Duel melawan Malaysia diprediksi memiliki arti penting karena kedua negara memiliki sejarah panjang persaingan di kawasan Asia Tenggara. Selain faktor rivalitas, hasil pertandingan tersebut berpotensi menentukan posisi Indonesia dalam persaingan menuju puncak klasemen Grup A.

FIFA ASEAN Cup 2026 sendiri akan berlangsung pada 24 September hingga 5 Oktober 2026. Indonesia menjadi tuan rumah Divisi 1 atau Premier Division yang diikuti delapan negara. Selain Grup A yang dimainkan di Jakarta, Grup B yang dihuni Vietnam, Thailand, Filipina, dan Pakistan dijadwalkan bertanding di Stadion Si Jalak Harupat, Kabupaten Bandung.

Format turnamen membuat persaingan di fase grup menjadi sangat penting. Juara Grup A dan juara Grup B akan langsung bertemu pada pertandingan final untuk memperebutkan gelar juara. Dengan sistem tersebut, setiap poin akan memiliki nilai besar bagi peluang Indonesia melaju hingga partai puncak.

Sekretaris Jenderal PSSI Yunus Nusi mengatakan pihaknya berharap Timnas Indonesia dapat tampil maksimal. Menurutnya, Ketua PSSI Erick Thohir juga telah berkomunikasi dengan pelatih John Herdman mengenai persiapan tim menjelang turnamen.

“Kita semua berharap juara lah. Karena kami melihat bahwa hampir semua pemain ini bisa ikut, tentu kita berharap anak-anak ini bisa berprestasi,” ujar Yunus Nusi.

Indonesia juga menjadikan FIFA ASEAN Cup sebagai kesempatan untuk bangkit setelah hasil kurang memuaskan di Piala AFF 2026. Skuad Garuda sebelumnya harus tersingkir pada fase grup sehingga turnamen berikutnya menjadi momentum untuk menunjukkan respons positif.

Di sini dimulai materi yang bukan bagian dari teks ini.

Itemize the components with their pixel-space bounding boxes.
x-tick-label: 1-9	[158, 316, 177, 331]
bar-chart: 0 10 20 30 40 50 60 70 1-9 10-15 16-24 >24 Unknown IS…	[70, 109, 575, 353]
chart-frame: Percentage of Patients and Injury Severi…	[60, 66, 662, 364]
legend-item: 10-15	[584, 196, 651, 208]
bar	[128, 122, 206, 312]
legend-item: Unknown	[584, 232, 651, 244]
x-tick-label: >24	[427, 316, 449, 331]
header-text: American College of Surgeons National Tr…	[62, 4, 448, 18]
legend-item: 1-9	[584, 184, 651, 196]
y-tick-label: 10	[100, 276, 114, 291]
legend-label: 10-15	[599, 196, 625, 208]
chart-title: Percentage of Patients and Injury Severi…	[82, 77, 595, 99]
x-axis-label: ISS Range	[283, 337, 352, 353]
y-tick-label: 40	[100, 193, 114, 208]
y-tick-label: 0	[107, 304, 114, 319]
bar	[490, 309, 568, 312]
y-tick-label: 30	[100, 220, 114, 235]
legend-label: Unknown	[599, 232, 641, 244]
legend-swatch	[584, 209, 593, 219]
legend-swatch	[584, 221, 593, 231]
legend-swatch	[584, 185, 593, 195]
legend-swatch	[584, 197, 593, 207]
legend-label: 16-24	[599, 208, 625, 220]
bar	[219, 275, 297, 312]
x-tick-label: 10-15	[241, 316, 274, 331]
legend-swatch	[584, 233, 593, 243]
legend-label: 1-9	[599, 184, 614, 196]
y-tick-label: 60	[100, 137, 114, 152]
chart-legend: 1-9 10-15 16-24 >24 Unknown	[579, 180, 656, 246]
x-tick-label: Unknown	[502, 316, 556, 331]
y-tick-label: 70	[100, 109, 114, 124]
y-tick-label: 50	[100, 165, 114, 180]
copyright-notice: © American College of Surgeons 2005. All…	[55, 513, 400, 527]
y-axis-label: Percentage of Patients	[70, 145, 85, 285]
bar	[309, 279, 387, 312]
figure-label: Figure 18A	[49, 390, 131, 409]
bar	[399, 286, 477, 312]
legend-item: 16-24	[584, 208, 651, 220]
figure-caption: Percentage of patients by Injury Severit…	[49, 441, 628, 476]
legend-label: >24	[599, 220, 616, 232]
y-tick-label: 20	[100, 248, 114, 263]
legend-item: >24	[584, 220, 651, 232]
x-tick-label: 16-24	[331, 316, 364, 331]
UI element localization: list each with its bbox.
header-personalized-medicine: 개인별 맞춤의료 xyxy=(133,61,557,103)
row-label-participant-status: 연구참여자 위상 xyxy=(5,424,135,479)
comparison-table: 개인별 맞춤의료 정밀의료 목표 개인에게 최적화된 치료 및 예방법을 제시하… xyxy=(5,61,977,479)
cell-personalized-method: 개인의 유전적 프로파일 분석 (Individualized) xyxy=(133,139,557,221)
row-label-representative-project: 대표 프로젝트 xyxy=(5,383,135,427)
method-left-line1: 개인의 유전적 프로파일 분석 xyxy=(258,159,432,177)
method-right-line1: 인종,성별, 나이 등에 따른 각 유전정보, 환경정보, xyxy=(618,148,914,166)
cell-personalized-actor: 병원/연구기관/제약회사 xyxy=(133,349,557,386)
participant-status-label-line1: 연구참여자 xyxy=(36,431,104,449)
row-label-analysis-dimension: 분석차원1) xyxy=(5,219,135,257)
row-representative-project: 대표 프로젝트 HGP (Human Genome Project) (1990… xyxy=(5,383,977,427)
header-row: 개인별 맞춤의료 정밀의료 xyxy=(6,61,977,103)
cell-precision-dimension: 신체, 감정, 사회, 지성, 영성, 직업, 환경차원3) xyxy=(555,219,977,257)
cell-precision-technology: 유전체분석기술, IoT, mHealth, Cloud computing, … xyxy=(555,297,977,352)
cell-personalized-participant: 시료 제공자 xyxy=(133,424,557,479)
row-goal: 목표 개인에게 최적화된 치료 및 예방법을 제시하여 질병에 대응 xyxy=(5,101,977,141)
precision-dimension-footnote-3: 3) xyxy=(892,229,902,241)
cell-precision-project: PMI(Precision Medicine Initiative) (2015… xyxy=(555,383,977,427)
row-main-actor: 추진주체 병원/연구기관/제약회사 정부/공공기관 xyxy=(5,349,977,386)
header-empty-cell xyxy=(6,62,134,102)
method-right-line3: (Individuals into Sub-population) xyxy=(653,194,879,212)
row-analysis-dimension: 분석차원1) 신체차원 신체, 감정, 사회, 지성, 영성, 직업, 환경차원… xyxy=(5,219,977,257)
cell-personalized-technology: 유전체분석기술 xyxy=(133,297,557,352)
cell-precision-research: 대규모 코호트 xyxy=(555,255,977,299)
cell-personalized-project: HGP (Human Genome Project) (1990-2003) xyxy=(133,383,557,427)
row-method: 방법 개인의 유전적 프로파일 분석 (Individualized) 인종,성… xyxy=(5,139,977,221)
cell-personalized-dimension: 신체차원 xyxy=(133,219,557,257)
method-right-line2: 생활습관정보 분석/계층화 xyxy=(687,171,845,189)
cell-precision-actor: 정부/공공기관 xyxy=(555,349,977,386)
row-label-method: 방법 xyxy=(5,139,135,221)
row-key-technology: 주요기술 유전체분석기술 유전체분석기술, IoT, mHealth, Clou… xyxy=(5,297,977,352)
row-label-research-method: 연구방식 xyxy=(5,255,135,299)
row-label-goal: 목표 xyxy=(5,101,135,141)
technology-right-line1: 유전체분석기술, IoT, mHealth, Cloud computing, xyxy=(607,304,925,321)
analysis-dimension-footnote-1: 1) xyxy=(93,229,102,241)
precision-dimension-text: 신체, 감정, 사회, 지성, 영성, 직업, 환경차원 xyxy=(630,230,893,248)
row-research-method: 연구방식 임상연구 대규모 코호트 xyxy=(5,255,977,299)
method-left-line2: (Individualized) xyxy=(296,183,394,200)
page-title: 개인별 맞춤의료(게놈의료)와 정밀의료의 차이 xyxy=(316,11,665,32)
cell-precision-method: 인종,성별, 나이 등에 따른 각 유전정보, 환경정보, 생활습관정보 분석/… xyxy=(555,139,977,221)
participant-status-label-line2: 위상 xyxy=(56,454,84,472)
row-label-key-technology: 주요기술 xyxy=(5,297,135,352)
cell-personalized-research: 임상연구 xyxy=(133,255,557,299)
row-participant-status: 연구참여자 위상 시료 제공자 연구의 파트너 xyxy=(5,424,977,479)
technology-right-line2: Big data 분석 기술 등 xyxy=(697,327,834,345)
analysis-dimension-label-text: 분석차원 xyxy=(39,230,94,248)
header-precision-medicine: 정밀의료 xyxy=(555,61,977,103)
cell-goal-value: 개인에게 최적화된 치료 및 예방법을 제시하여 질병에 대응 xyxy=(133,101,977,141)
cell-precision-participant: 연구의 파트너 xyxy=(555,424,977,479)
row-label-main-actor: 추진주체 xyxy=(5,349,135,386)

Bermain di hadapan pendukung sendiri menjadi keuntungan yang harus dimanfaatkan Indonesia. Namun, tekanan sebagai tuan rumah juga akan menjadi tantangan tersendiri. Karena itu, persiapan teknis, pemilihan pemain, serta kemampuan menjaga konsistensi sepanjang turnamen akan menentukan peluang Indonesia.

Pertandingan melawan Malaysia pada 28 September pun tidak sekadar menjadi laga biasa. Duel tersebut dapat menjadi ujian besar bagi ambisi Indonesia untuk kembali bersaing dan memburu gelar di kawasan Asia Tenggara.